A preuve, ce dessin :
-non ce n’est pas une dagyde2,
-non, bien que bistre, cette personne n’appartient pas à une minorité visible très en vue actuellement,
-non, bien que très foncée, cette dame n’est pas tombée dans un bac à boue d’un forage pétrolier,
-peut-être est-elle noire de colère parce que ses actions Total sont dans les choux dont elle devra, bientôt, faire son ordinaire avec quelques patates. A moins que, dans la traversée du désert, qui semble se dessiner, nous n’ayons plus que le fruit de l’opuntia3 à nous mettre sous la dent ?
-mais non, mais non, mais non, c’est tout simplement une ‘sictamette’ au sortir de son bain de ‘peloïde’, à Saint Paul Lés Dax et qui s’apprête à affronter de face le marasme du moment ! Et la crise ? Et bien je ne suis pas le mieux placé pour vous en parler, surtout après le remarquable ‘Le Sictame/AVAS vous informe’ et le Dossier UNSA, tous deux dédiés au sujet mais, quand même, quelques mots pour parler d’argent. Enfin, quelques mots alors que le dictionnaire de l’argot ne recense pas moins de 114 mots4 pour désigner ce vocable, cela est une gageure !
J’en était resté au constat suivant : « les caisses sont vides ! » Et pourtant voici, voilà que l’on trouve de l’argent pour aider le capitalisme à se tirer d’affaire. Il est vrai que c’est en quelque sorte de l’argent disons ‘fictif’ car en fait, le gouvernement prête aux banques de l’argent qu’il a lui-même emprunté aux mêmes banques et qu’il n’a pas remboursé !

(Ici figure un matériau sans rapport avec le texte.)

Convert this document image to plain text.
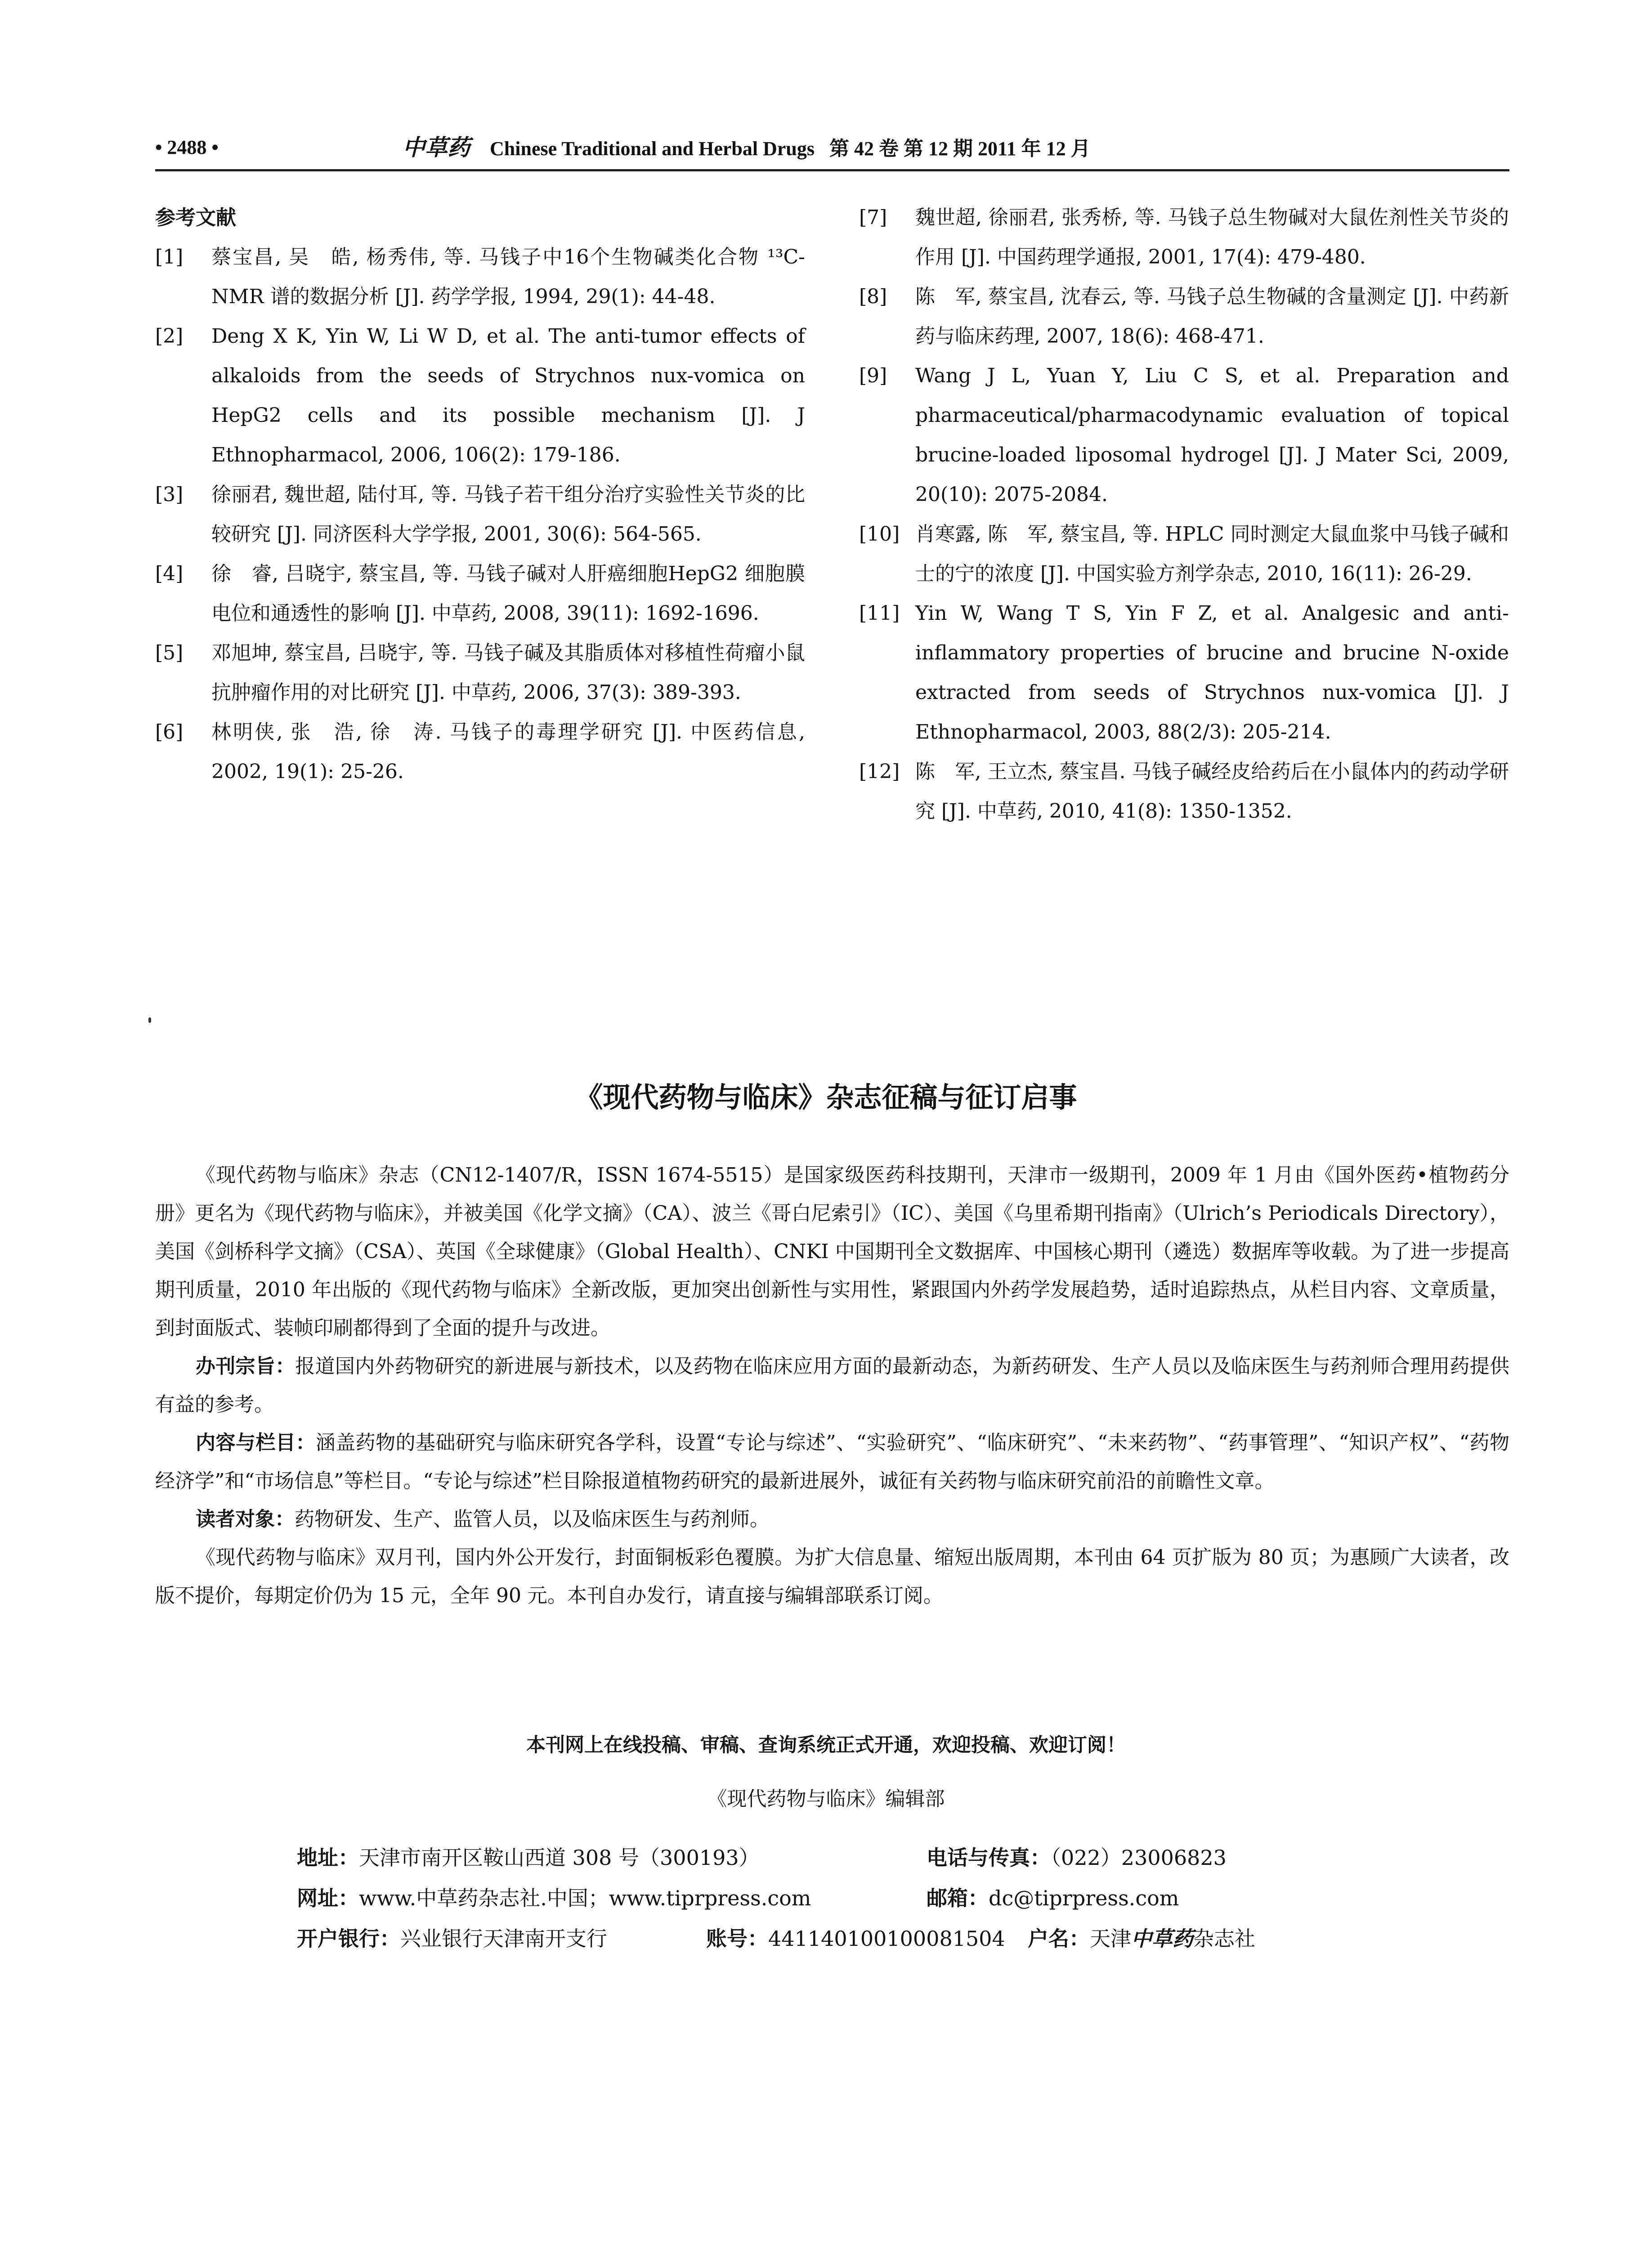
• 2488 •	中草药 Chinese Traditional and Herbal Drugs 第 42 卷 第 12 期 2011 年 12 月

参考文献

[1] 蔡宝昌, 吴　皓, 杨秀伟, 等. 马钱子中16个生物碱类化合物 ¹³C-NMR 谱的数据分析 [J]. 药学学报, 1994, 29(1): 44-48.
[2] Deng X K, Yin W, Li W D, et al. The anti-tumor effects of alkaloids from the seeds of Strychnos nux-vomica on HepG2 cells and its possible mechanism [J]. J Ethnopharmacol, 2006, 106(2): 179-186.
[3] 徐丽君, 魏世超, 陆付耳, 等. 马钱子若干组分治疗实验性关节炎的比较研究 [J]. 同济医科大学学报, 2001, 30(6): 564-565.
[4] 徐　睿, 吕晓宇, 蔡宝昌, 等. 马钱子碱对人肝癌细胞HepG2 细胞膜电位和通透性的影响 [J]. 中草药, 2008, 39(11): 1692-1696.
[5] 邓旭坤, 蔡宝昌, 吕晓宇, 等. 马钱子碱及其脂质体对移植性荷瘤小鼠抗肿瘤作用的对比研究 [J]. 中草药, 2006, 37(3): 389-393.
[6] 林明侠, 张　浩, 徐　涛. 马钱子的毒理学研究 [J]. 中医药信息, 2002, 19(1): 25-26.
[7] 魏世超, 徐丽君, 张秀桥, 等. 马钱子总生物碱对大鼠佐剂性关节炎的作用 [J]. 中国药理学通报, 2001, 17(4): 479-480.
[8] 陈　军, 蔡宝昌, 沈春云, 等. 马钱子总生物碱的含量测定 [J]. 中药新药与临床药理, 2007, 18(6): 468-471.
[9] Wang J L, Yuan Y, Liu C S, et al. Preparation and pharmaceutical/pharmacodynamic evaluation of topical brucine-loaded liposomal hydrogel [J]. J Mater Sci, 2009, 20(10): 2075-2084.
[10] 肖寒露, 陈　军, 蔡宝昌, 等. HPLC 同时测定大鼠血浆中马钱子碱和士的宁的浓度 [J]. 中国实验方剂学杂志, 2010, 16(11): 26-29.
[11] Yin W, Wang T S, Yin F Z, et al. Analgesic and anti-inflammatory properties of brucine and brucine N-oxide extracted from seeds of Strychnos nux-vomica [J]. J Ethnopharmacol, 2003, 88(2/3): 205-214.
[12] 陈　军, 王立杰, 蔡宝昌. 马钱子碱经皮给药后在小鼠体内的药动学研究 [J]. 中草药, 2010, 41(8): 1350-1352.
《现代药物与临床》杂志征稿与征订启事

《现代药物与临床》杂志（CN12-1407/R，ISSN 1674-5515）是国家级医药科技期刊，天津市一级期刊，2009 年 1 月由《国外医药•植物药分册》更名为《现代药物与临床》，并被美国《化学文摘》（CA）、波兰《哥白尼索引》（IC）、美国《乌里希期刊指南》（Ulrich’s Periodicals Directory），美国《剑桥科学文摘》（CSA）、英国《全球健康》（Global Health）、CNKI 中国期刊全文数据库、中国核心期刊（遴选）数据库等收载。为了进一步提高期刊质量，2010 年出版的《现代药物与临床》全新改版，更加突出创新性与实用性，紧跟国内外药学发展趋势，适时追踪热点，从栏目内容、文章质量，到封面版式、装帧印刷都得到了全面的提升与改进。

办刊宗旨：报道国内外药物研究的新进展与新技术，以及药物在临床应用方面的最新动态，为新药研发、生产人员以及临床医生与药剂师合理用药提供有益的参考。

内容与栏目：涵盖药物的基础研究与临床研究各学科，设置“专论与综述”、“实验研究”、“临床研究”、“未来药物”、“药事管理”、“知识产权”、“药物经济学”和“市场信息”等栏目。“专论与综述”栏目除报道植物药研究的最新进展外，诚征有关药物与临床研究前沿的前瞻性文章。

读者对象：药物研发、生产、监管人员，以及临床医生与药剂师。

《现代药物与临床》双月刊，国内外公开发行，封面铜板彩色覆膜。为扩大信息量、缩短出版周期，本刊由 64 页扩版为 80 页；为惠顾广大读者，改版不提价，每期定价仍为 15 元，全年 90 元。本刊自办发行，请直接与编辑部联系订阅。

本刊网上在线投稿、审稿、查询系统正式开通，欢迎投稿、欢迎订阅！
《现代药物与临床》编辑部
地址：天津市南开区鞍山西道 308 号（300193）	电话与传真：（022）23006823
网址：www.中草药杂志社.中国；www.tiprpress.com	邮箱：dc@tiprpress.com
开户银行：兴业银行天津南开支行	账号：441140100100081504 户名：天津中草药杂志社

Bon, il y a une garantie de signature mais, jusqu’à quel point ce système peut-il fonctionner ? Car si le système est relancé, combien y aura-t-il de dommages collatéraux car apparemment, beaucoup d’entreprises ne sont pas pleines aux as5, (ni la majorité des particuliers) dans un contexte généralisé de l’activité aux US, dans la zone € et même dans les pays émergents comme la Chine.
J’espère que l’on ne sera pas obligé de faire la manche6 car rien n’est à l’oeil7!
Mais scrogneugneu, pourquoi cette bulle spéculative ? Parce que le système financier s’est pris les pieds dans le tapis en se déconnectant complètement de la production industrielle et des richesses des pays et ce ne sont pas les carabistouilles 8 des politiques qui nous sauveront car ce n’est pas le moment de barguiner9 pour revenir à des réalités terre à terre.

« Les virtuoses de la finance sont tous des premiers de classe des écoles les plus prestigieuses qui ont bâti un univers où une poule dotée d’un GPS ne retrouverait pas ses œufs. Ces intelligences ont cru bâtir l’intelligence, la seule, la plus abstraite, la plus pure. Hélas pour eux, dans ce merveilleux univers algébrique, il ne manque qu’un détail ; la réalité : des pays, des gens, des bêtes, des nécessités …
Quoi de plus inadapté à la réalité que ces marchés dérivés. La banque de crédit est devenue un monstre aberrant qui dévaste ce qu’elle devait aider à construire. La banque de dépôt qui doit assurer l’inviolabilité de la propriété des déposants est devenue une coquecigrue fil-de-fériste qui fantasme de maîtriser le monde.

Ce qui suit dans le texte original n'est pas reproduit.